The least you should know is HTML and CSS. If you don't that's where you would want to start.

P.S.: Surely you meant, "college" (singular) rather than collages?

Posted: Thu Jun 07, 2007 2:44 am
by JellyFish
I guess what I meant as well: is there something other then syntax and programming concepts that one should know in order to be a designer? So far all I've been learning is syntax and hacks and ways of doing things. But what about the long run?

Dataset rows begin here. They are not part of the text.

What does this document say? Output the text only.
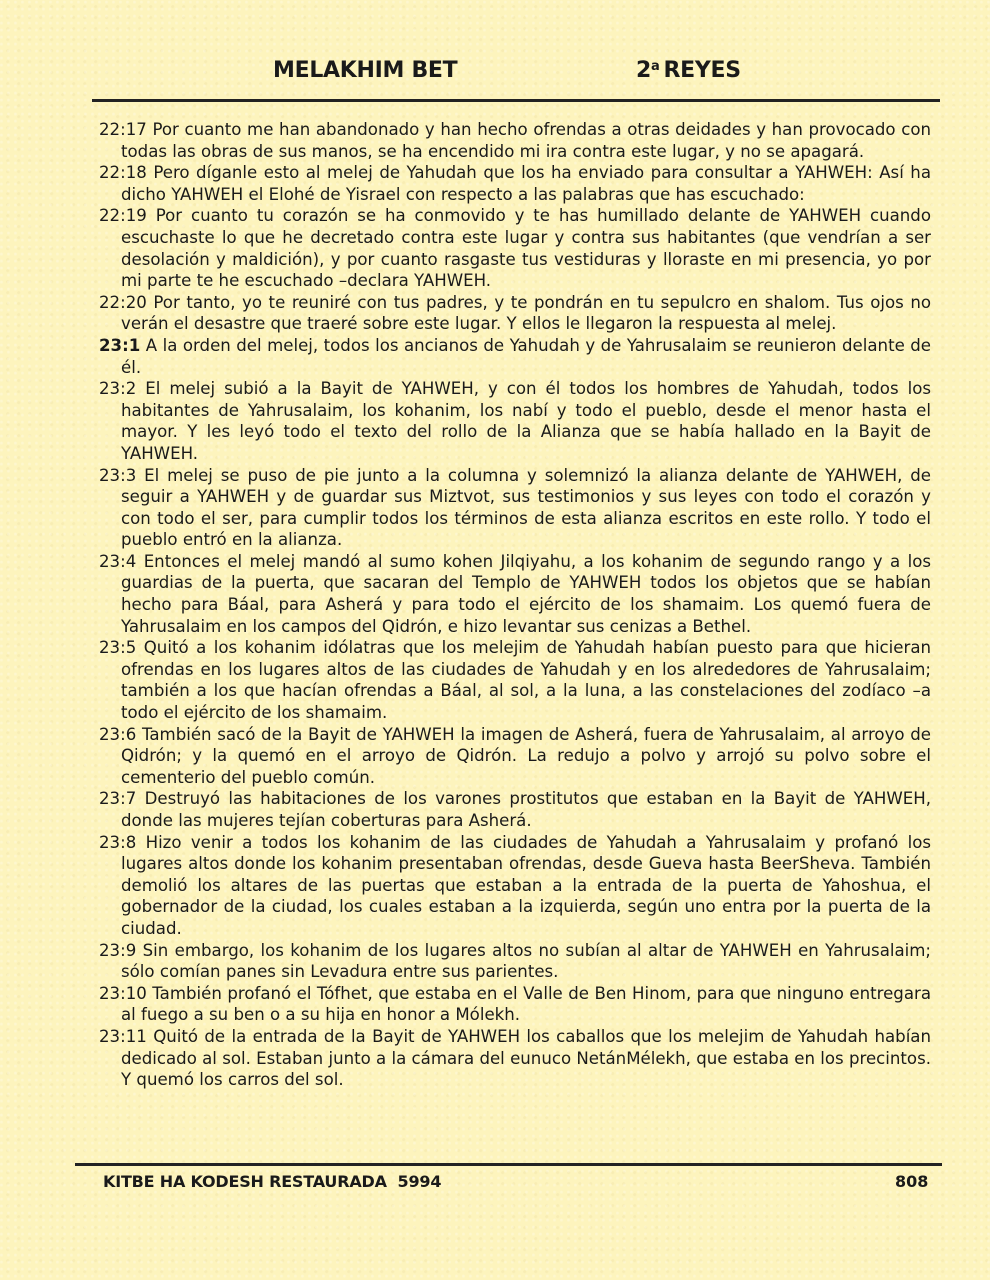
MELAKHIM BET	2$^a$ REYES

22:17 Por cuanto me han abandonado y han hecho ofrendas a otras deidades y han provocado con todas las obras de sus manos, se ha encendido mi ira contra este lugar, y no se apagará.

22:18 Pero díganle esto al melej de Yahudah que los ha enviado para consultar a YAHWEH: Así ha dicho YAHWEH el Elohé de Yisrael con respecto a las palabras que has escuchado:

22:19 Por cuanto tu corazón se ha conmovido y te has humillado delante de YAHWEH cuando escuchaste lo que he decretado contra este lugar y contra sus habitantes (que vendrían a ser desolación y maldición), y por cuanto rasgaste tus vestiduras y lloraste en mi presencia, yo por mi parte te he escuchado –declara YAHWEH.

22:20 Por tanto, yo te reuniré con tus padres, y te pondrán en tu sepulcro en shalom. Tus ojos no verán el desastre que traeré sobre este lugar. Y ellos le llegaron la respuesta al melej.

23:1 A la orden del melej, todos los ancianos de Yahudah y de Yahrusalaim se reunieron delante de él.

23:2 El melej subió a la Bayit de YAHWEH, y con él todos los hombres de Yahudah, todos los habitantes de Yahrusalaim, los kohanim, los nabí y todo el pueblo, desde el menor hasta el mayor. Y les leyó todo el texto del rollo de la Alianza que se había hallado en la Bayit de YAHWEH.

23:3 El melej se puso de pie junto a la columna y solemnizó la alianza delante de YAHWEH, de seguir a YAHWEH y de guardar sus Miztvot, sus testimonios y sus leyes con todo el corazón y con todo el ser, para cumplir todos los términos de esta alianza escritos en este rollo. Y todo el pueblo entró en la alianza.

23:4 Entonces el melej mandó al sumo kohen Jilqiyahu, a los kohanim de segundo rango y a los guardias de la puerta, que sacaran del Templo de YAHWEH todos los objetos que se habían hecho para Báal, para Asherá y para todo el ejército de los shamaim. Los quemó fuera de Yahrusalaim en los campos del Qidrón, e hizo levantar sus cenizas a Bethel.

23:5 Quitó a los kohanim idólatras que los melejim de Yahudah habían puesto para que hicieran ofrendas en los lugares altos de las ciudades de Yahudah y en los alrededores de Yahrusalaim; también a los que hacían ofrendas a Báal, al sol, a la luna, a las constelaciones del zodíaco –a todo el ejército de los shamaim.

23:6 También sacó de la Bayit de YAHWEH la imagen de Asherá, fuera de Yahrusalaim, al arroyo de Qidrón; y la quemó en el arroyo de Qidrón. La redujo a polvo y arrojó su polvo sobre el cementerio del pueblo común.

23:7 Destruyó las habitaciones de los varones prostitutos que estaban en la Bayit de YAHWEH, donde las mujeres tejían coberturas para Asherá.

23:8 Hizo venir a todos los kohanim de las ciudades de Yahudah a Yahrusalaim y profanó los lugares altos donde los kohanim presentaban ofrendas, desde Gueva hasta BeerSheva. También demolió los altares de las puertas que estaban a la entrada de la puerta de Yahoshua, el gobernador de la ciudad, los cuales estaban a la izquierda, según uno entra por la puerta de la ciudad.

23:9 Sin embargo, los kohanim de los lugares altos no subían al altar de YAHWEH en Yahrusalaim; sólo comían panes sin Levadura entre sus parientes.

23:10 También profanó el Tófhet, que estaba en el Valle de Ben Hinom, para que ninguno entregara al fuego a su ben o a su hija en honor a Mólekh.

23:11 Quitó de la entrada de la Bayit de YAHWEH los caballos que los melejim de Yahudah habían dedicado al sol. Estaban junto a la cámara del eunuco NetánMélekh, que estaba en los precintos. Y quemó los carros del sol.

KITBE HA KODESH RESTAURADA  5994	808
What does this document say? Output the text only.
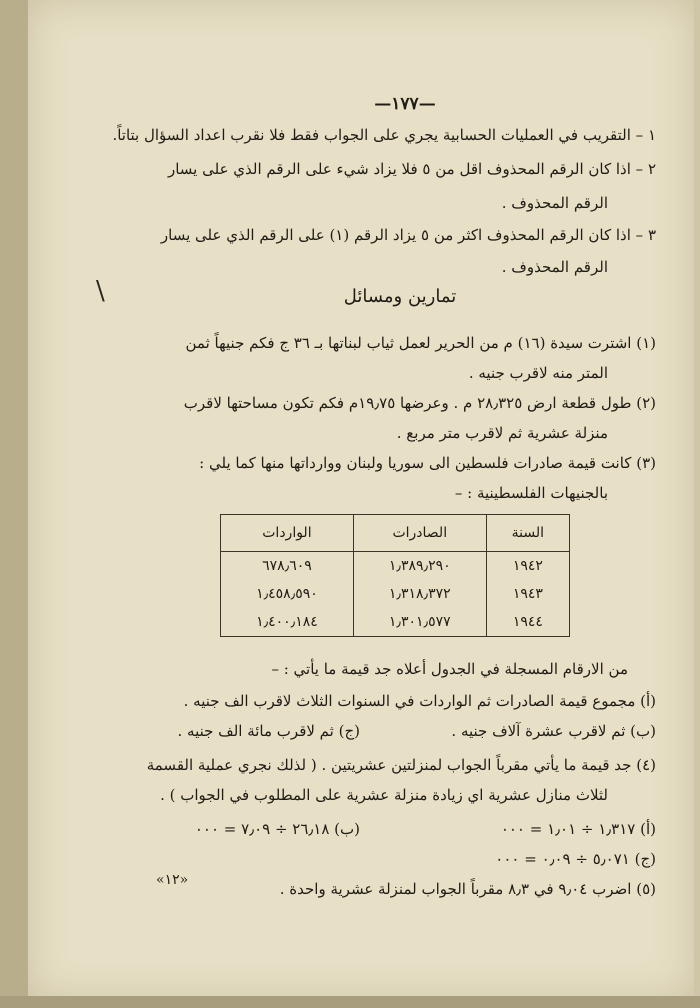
—١٧٧—
١ – التقريب في العمليات الحسابية يجري على الجواب فقط فلا نقرب اعداد السؤال بتاتاً.
٢ – اذا كان الرقم المحذوف اقل من ٥ فلا يزاد شيء على الرقم الذي على يسار
الرقم المحذوف .
٣ – اذا كان الرقم المحذوف اكثر من ٥ يزاد الرقم (١) على الرقم الذي على يسار
الرقم المحذوف .
\	تمارين ومسائل
(١) اشترت سيدة (١٦) م من الحرير لعمل ثياب لبناتها بـ ٣٦ ج فكم جنيهاً ثمن
المتر منه لاقرب جنيه .
(٢) طول قطعة ارض ٢٨٫٣٢٥ م . وعرضها ١٩٫٧٥م فكم تكون مساحتها لاقرب
منزلة عشرية ثم لاقرب متر مربع .
(٣) كانت قيمة صادرات فلسطين الى سوريا ولبنان ووارداتها منها كما يلي :
بالجنيهات الفلسطينية : –
السنة	الصادرات	الواردات
١٩٤٢	١٫٣٨٩٫٢٩٠	٦٧٨٫٦٠٩
١٩٤٣	١٫٣١٨٫٣٧٢	١٫٤٥٨٫٥٩٠
١٩٤٤	١٫٣٠١٫٥٧٧	١٫٤٠٠٫١٨٤
من الارقام المسجلة في الجدول أعلاه جد قيمة ما يأتي : –
(أ) مجموع قيمة الصادرات ثم الواردات في السنوات الثلاث لاقرب الف جنيه .
(ب) ثم لاقرب عشرة آلاف جنيه .
(ج) ثم لاقرب مائة الف جنيه .
(٤) جد قيمة ما يأتي مقرباً الجواب لمنزلتين عشريتين . ( لذلك نجري عملية القسمة
لثلاث منازل عشرية اي زيادة منزلة عشرية على المطلوب في الجواب ) .
(أ) ١٫٣١٧ ÷ ١٫٠١ = ٠٠٠
(ب) ٢٦٫١٨ ÷ ٧٫٠٩ = ٠٠٠
(ج) ٥٫٠٧١ ÷ ٠٫٠٩ = ٠٠٠
(٥) اضرب ٩٫٠٤ في ٨٫٣ مقرباً الجواب لمنزلة عشرية واحدة .
«١٢»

Isn't there principles I need to know, basic steps to web development?

Posted: Thu Jun 07, 2007 2:45 am
by patrikG
What do you see yourself doing in two, three, four years time?
There's quite a difference between a web designer and a web developer in terms of focus.

Posted: Thu Jun 07, 2007 2:52 pm
by JellyFish
patrikG wrote:What do you see yourself doing in two, three, four years time?
There's quite a difference between a web designer and a web developer in terms of focus.
What?

Posted: Thu Jun 07, 2007 3:01 pm
by feyd
Designers generally don't care about syntax or programming concepts. You're sometimes lucky if they can cut their own art or optimize it for web.

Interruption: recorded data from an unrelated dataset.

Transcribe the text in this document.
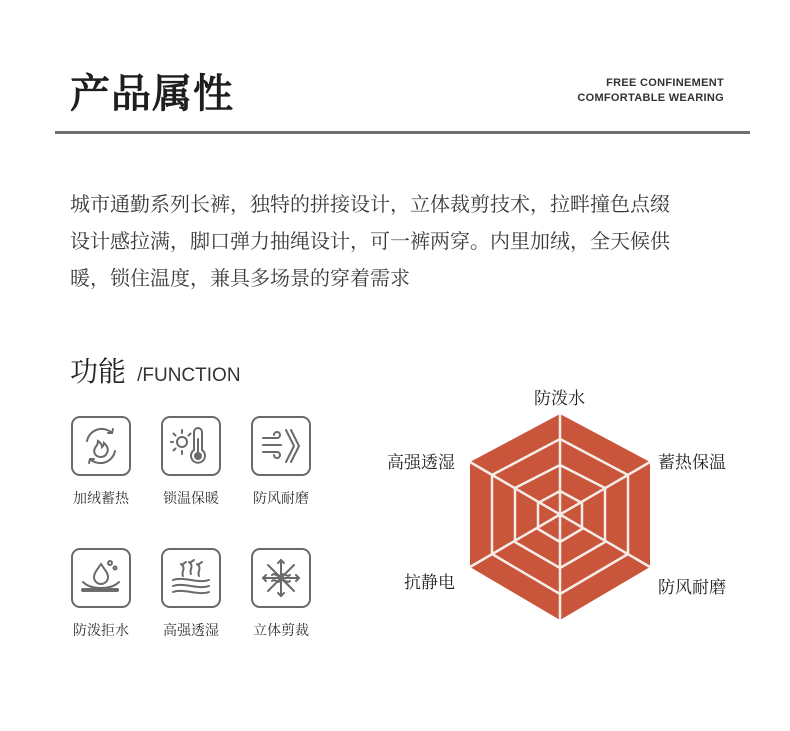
产品属性	FREE CONFINEMENT
COMFORTABLE WEARING
城市通勤系列长裤，独特的拼接设计，立体裁剪技术，拉畔撞色点缀
设计感拉满，脚口弹力抽绳设计，可一裤两穿。内里加绒，全天候供
暖，锁住温度，兼具多场景的穿着需求
功能 /FUNCTION
加绒蓄热	锁温保暖	防风耐磨
防泼拒水	高强透湿	立体剪裁
防泼水
蓄热保温
防风耐磨
抗静电
高强透湿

Posted: Thu Jun 07, 2007 3:35 pm
by maliskoleather
feyd wrote:You're sometimes lucky if they can cut their own art or optimize it for web.
pshht. half the time you're lucky if they even know what that means.

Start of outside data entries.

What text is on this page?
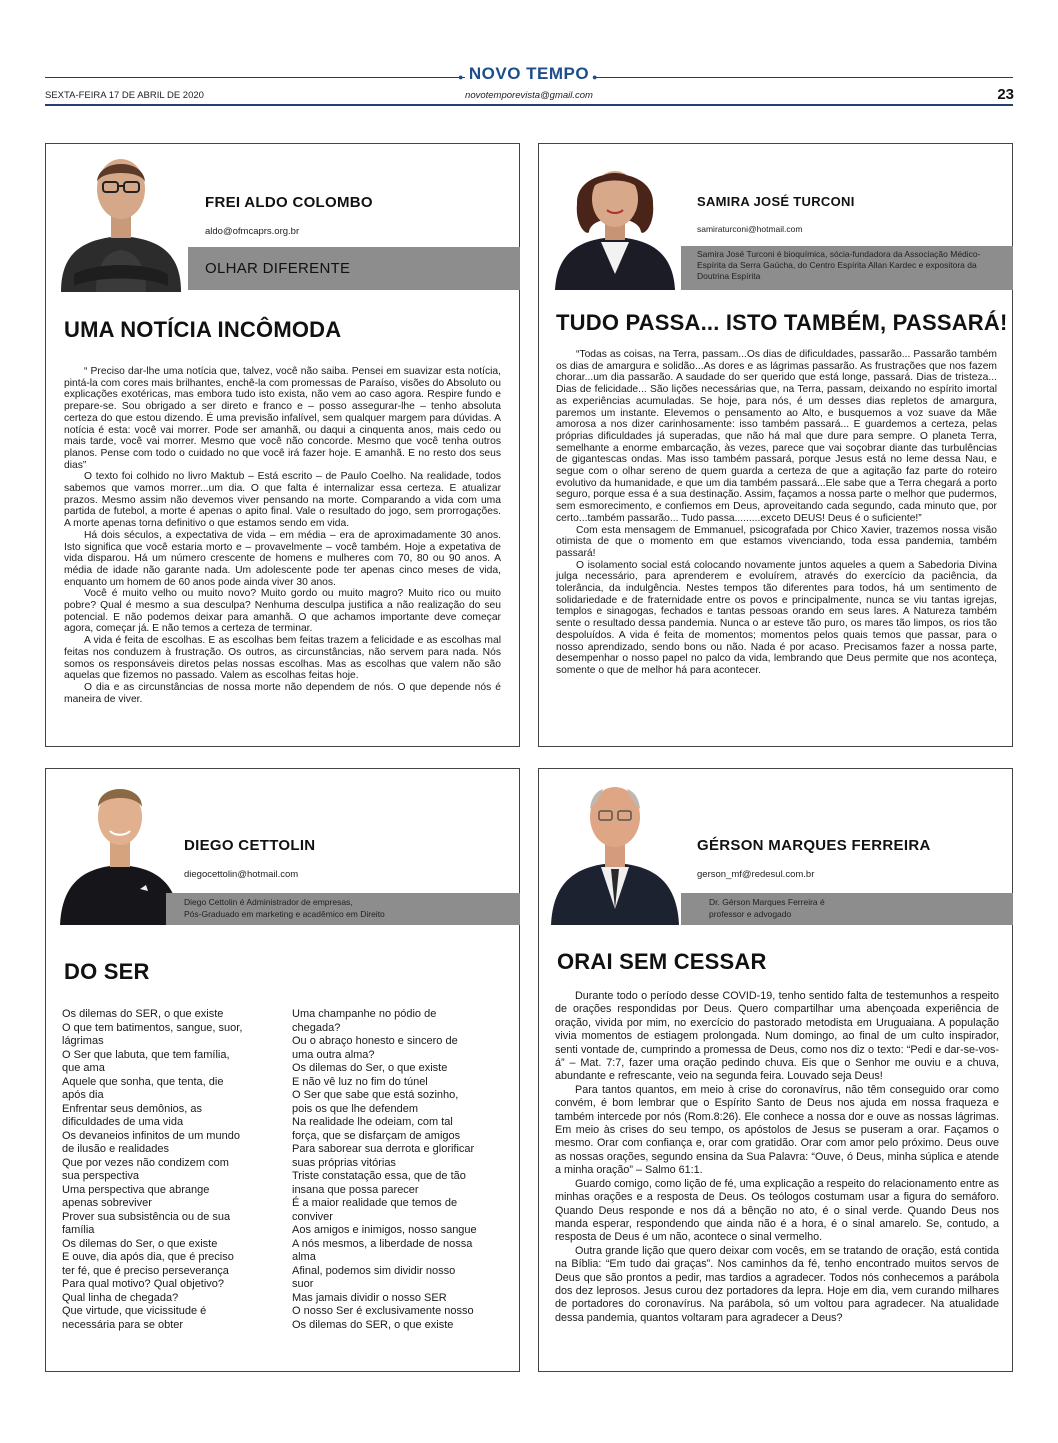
●	●
NOVO TEMPO
SEXTA-FEIRA 17 DE ABRIL DE 2020	novotemporevista@gmail.com	23
FREI ALDO COLOMBO
aldo@ofmcaprs.org.br
OLHAR DIFERENTE
UMA NOTÍCIA INCÔMODA

“ Preciso dar-lhe uma notícia que, talvez, você não saiba. Pensei em suavizar esta notícia, pintá-la com cores mais brilhantes, enchê-la com promessas de Paraíso, visões do Absoluto ou explicações exotéricas, mas embora tudo isto exista, não vem ao caso agora. Respire fundo e prepare-se. Sou obrigado a ser direto e franco e – posso assegurar-lhe – tenho absoluta certeza do que estou dizendo. É uma previsão infalível, sem qualquer margem para dúvidas. A notícia é esta: você vai morrer. Pode ser amanhã, ou daqui a cinquenta anos, mais cedo ou mais tarde, você vai morrer. Mesmo que você não concorde. Mesmo que você tenha outros planos. Pense com todo o cuidado no que você irá fazer hoje. E amanhã. E no resto dos seus dias”

O texto foi colhido no livro Maktub – Está escrito – de Paulo Coelho. Na realidade, todos sabemos que vamos morrer...um dia. O que falta é internalizar essa certeza. E atualizar prazos. Mesmo assim não devemos viver pensando na morte. Comparando a vida com uma partida de futebol, a morte é apenas o apito final. Vale o resultado do jogo, sem prorrogações. A morte apenas torna definitivo o que estamos sendo em vida.

Há dois séculos, a expectativa de vida – em média – era de aproximadamente 30 anos. Isto significa que você estaria morto e – provavelmente – você também. Hoje a expetativa de vida disparou. Há um número crescente de homens e mulheres com 70, 80 ou 90 anos. A média de idade não garante nada. Um adolescente pode ter apenas cinco meses de vida, enquanto um homem de 60 anos pode ainda viver 30 anos.

Você é muito velho ou muito novo? Muito gordo ou muito magro? Muito rico ou muito pobre? Qual é mesmo a sua desculpa? Nenhuma desculpa justifica a não realização do seu potencial. E não podemos deixar para amanhã. O que achamos importante deve começar agora, começar já. E não temos a certeza de terminar.

A vida é feita de escolhas. E as escolhas bem feitas trazem a felicidade e as escolhas mal feitas nos conduzem à frustração. Os outros, as circunstâncias, não servem para nada. Nós somos os responsáveis diretos pelas nossas escolhas. Mas as escolhas que valem não são aquelas que fizemos no passado. Valem as escolhas feitas hoje.

O dia e as circunstâncias de nossa morte não dependem de nós. O que depende nós é maneira de viver.

SAMIRA JOSÉ TURCONI
samiraturconi@hotmail.com
Samira José Turconi é bioquímica, sócia-fundadora da Associação Médico-Espírita da Serra Gaúcha, do Centro Espírita Allan Kardec e expositora da Doutrina Espírita
TUDO PASSA... ISTO TAMBÉM, PASSARÁ!

“Todas as coisas, na Terra, passam...Os dias de dificuldades, passarão... Passarão também os dias de amargura e solidão...As dores e as lágrimas passarão. As frustrações que nos fazem chorar...um dia passarão. A saudade do ser querido que está longe, passará. Dias de tristeza... Dias de felicidade... São lições necessárias que, na Terra, passam, deixando no espírito imortal as experiências acumuladas. Se hoje, para nós, é um desses dias repletos de amargura, paremos um instante. Elevemos o pensamento ao Alto, e busquemos a voz suave da Mãe amorosa a nos dizer carinhosamente: isso também passará... E guardemos a certeza, pelas próprias dificuldades já superadas, que não há mal que dure para sempre. O planeta Terra, semelhante a enorme embarcação, às vezes, parece que vai soçobrar diante das turbulências de gigantescas ondas. Mas isso também passará, porque Jesus está no leme dessa Nau, e segue com o olhar sereno de quem guarda a certeza de que a agitação faz parte do roteiro evolutivo da humanidade, e que um dia também passará...Ele sabe que a Terra chegará a porto seguro, porque essa é a sua destinação. Assim, façamos a nossa parte o melhor que pudermos, sem esmorecimento, e confiemos em Deus, aproveitando cada segundo, cada minuto que, por certo...também passarão... Tudo passa.........exceto DEUS! Deus é o suficiente!”

Com esta mensagem de Emmanuel, psicografada por Chico Xavier, trazemos nossa visão otimista de que o momento em que estamos vivenciando, toda essa pandemia, também passará!

O isolamento social está colocando novamente juntos aqueles a quem a Sabedoria Divina julga necessário, para aprenderem e evoluírem, através do exercício da paciência, da tolerância, da indulgência. Nestes tempos tão diferentes para todos, há um sentimento de solidariedade e de fraternidade entre os povos e principalmente, nunca se viu tantas igrejas, templos e sinagogas, fechados e tantas pessoas orando em seus lares. A Natureza também sente o resultado dessa pandemia. Nunca o ar esteve tão puro, os mares tão limpos, os rios tão despoluídos. A vida é feita de momentos; momentos pelos quais temos que passar, para o nosso aprendizado, sendo bons ou não. Nada é por acaso. Precisamos fazer a nossa parte, desempenhar o nosso papel no palco da vida, lembrando que Deus permite que nos aconteça, somente o que de melhor há para acontecer.

DIEGO CETTOLIN
diegocettolin@hotmail.com
Diego Cettolin é Administrador de empresas,
Pós-Graduado em marketing e acadêmico em Direito
DO SER
Os dilemas do SER, o que existe
O que tem batimentos, sangue, suor,
lágrimas
O Ser que labuta, que tem família,
que ama
Aquele que sonha, que tenta, die
após dia
Enfrentar seus demônios, as
dificuldades de uma vida
Os devaneios infinitos de um mundo
de ilusão e realidades
Que por vezes não condizem com
sua perspectiva
Uma perspectiva que abrange
apenas sobreviver
Prover sua subsistência ou de sua
família
Os dilemas do Ser, o que existe
E ouve, dia após dia, que é preciso
ter fé, que é preciso perseverança
Para qual motivo? Qual objetivo?
Qual linha de chegada?
Que virtude, que vicissitude é
necessária para se obter
Uma champanhe no pódio de
chegada?
Ou o abraço honesto e sincero de
uma outra alma?
Os dilemas do Ser, o que existe
E não vê luz no fim do túnel
O Ser que sabe que está sozinho,
pois os que lhe defendem
Na realidade lhe odeiam, com tal
força, que se disfarçam de amigos
Para saborear sua derrota e glorificar
suas próprias vitórias
Triste constatação essa, que de tão
insana que possa parecer
É a maior realidade que temos de
conviver
Aos amigos e inimigos, nosso sangue
A nós mesmos, a liberdade de nossa
alma
Afinal, podemos sim dividir nosso
suor
Mas jamais dividir o nosso SER
O nosso Ser é exclusivamente nosso
Os dilemas do SER, o que existe
GÉRSON MARQUES FERREIRA
gerson_mf@redesul.com.br
Dr. Gérson Marques Ferreira é
professor e advogado
ORAI SEM CESSAR

Durante todo o período desse COVID-19, tenho sentido falta de testemunhos a respeito de orações respondidas por Deus. Quero compartilhar uma abençoada experiência de oração, vivida por mim, no exercício do pastorado metodista em Uruguaiana. A população vivia momentos de estiagem prolongada. Num domingo, ao final de um culto inspirador, senti vontade de, cumprindo a promessa de Deus, como nos diz o texto: “Pedi e dar-se-vos-á” – Mat. 7:7, fazer uma oração pedindo chuva. Eis que o Senhor me ouviu e a chuva, abundante e refrescante, veio na segunda feira. Louvado seja Deus!

Para tantos quantos, em meio à crise do coronavírus, não têm conseguido orar como convém, é bom lembrar que o Espírito Santo de Deus nos ajuda em nossa fraqueza e também intercede por nós (Rom.8:26). Ele conhece a nossa dor e ouve as nossas lágrimas. Em meio às crises do seu tempo, os apóstolos de Jesus se puseram a orar. Façamos o mesmo. Orar com confiança e, orar com gratidão. Orar com amor pelo próximo. Deus ouve as nossas orações, segundo ensina da Sua Palavra: “Ouve, ó Deus, minha súplica e atende a minha oração” – Salmo 61:1.

Guardo comigo, como lição de fé, uma explicação a respeito do relacionamento entre as minhas orações e a resposta de Deus. Os teólogos costumam usar a figura do semáforo. Quando Deus responde e nos dá a bênção no ato, é o sinal verde. Quando Deus nos manda esperar, respondendo que ainda não é a hora, é o sinal amarelo. Se, contudo, a resposta de Deus é um não, acontece o sinal vermelho.

Outra grande lição que quero deixar com vocês, em se tratando de oração, está contida na Bíblia: “Em tudo dai graças”. Nos caminhos da fé, tenho encontrado muitos servos de Deus que são prontos a pedir, mas tardios a agradecer. Todos nós conhecemos a parábola dos dez leprosos. Jesus curou dez portadores da lepra. Hoje em dia, vem curando milhares de portadores do coronavírus. Na parábola, só um voltou para agradecer. Na atualidade dessa pandemia, quantos voltaram para agradecer a Deus?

Posted: Thu Jun 07, 2007 3:46 pm
by RobertGonzalez
JellyFish wrote:
patrikG wrote:What do you see yourself doing in two, three, four years time?
There's quite a difference between a web designer and a web developer in terms of focus.
What?
Sort of like the difference between a home interior designer and a real estate developer. One makes things look pretty the other makes it a stable product.

Posted: Thu Jun 07, 2007 4:44 pm
by Luke
Designers (gross overgeneralization) are completely vain, self-indulgent, and unreasonable. Developers on the other hand are lazy, zealous, and unreasonable. Those are your main differences (and similarities). :lol: :wink:

Posted: Thu Jun 07, 2007 4:53 pm
by patrikG
JellyFish wrote:
patrikG wrote:What do you see yourself doing in two, three, four years time?
There's quite a difference between a web designer and a web developer in terms of focus.
What?
As in: do you see moving into web development or web design as a career choice? If so, be clear about what you want, makes the path ahead much easier and makes helping you much easier as well.

Posted: Thu Jun 07, 2007 4:58 pm
by Christopher
First off, do you mean graphic design or software design?
JellyFish wrote:I guess what I meant as well: is there something other then syntax and programming concepts that one should know in order to be a designer?
There are thousands of concepts you need to know to be good.
JellyFish wrote:So far all I've been learning is syntax and hacks and ways of doing things. But what about the long run?
That's how everyone starts, and then everyone has to hike the same hard rode to understanding why best practices are best practices.
JellyFish wrote:Isn't there principles I need to know, basic steps to web development?
You need to read and you need to program ... there is no easy way. I have said this before, but software development is pretty counter intuitive. You can tell a beginning programmer by they way try to do things that experienced programmers discarded long ago. Quite honestly, you will not believe that the right way to do something is really the right way to do it until you have done it your own way -- wrong -- and proved it to yourself.

Posted: Thu Jun 07, 2007 6:52 pm
by JellyFish
I see. I have some new questions now.

Designers design, developers develop. But do developers design? Do you need the two parts for a project or just either of the two? This is my relative question to what we just discussed.

My other question, and I think it was one of my first questions but I didn't fully understand how to express it, is: How do you keep a structured and productiv3 work-flow within a project? Is there basic steps to building an application from the ground up?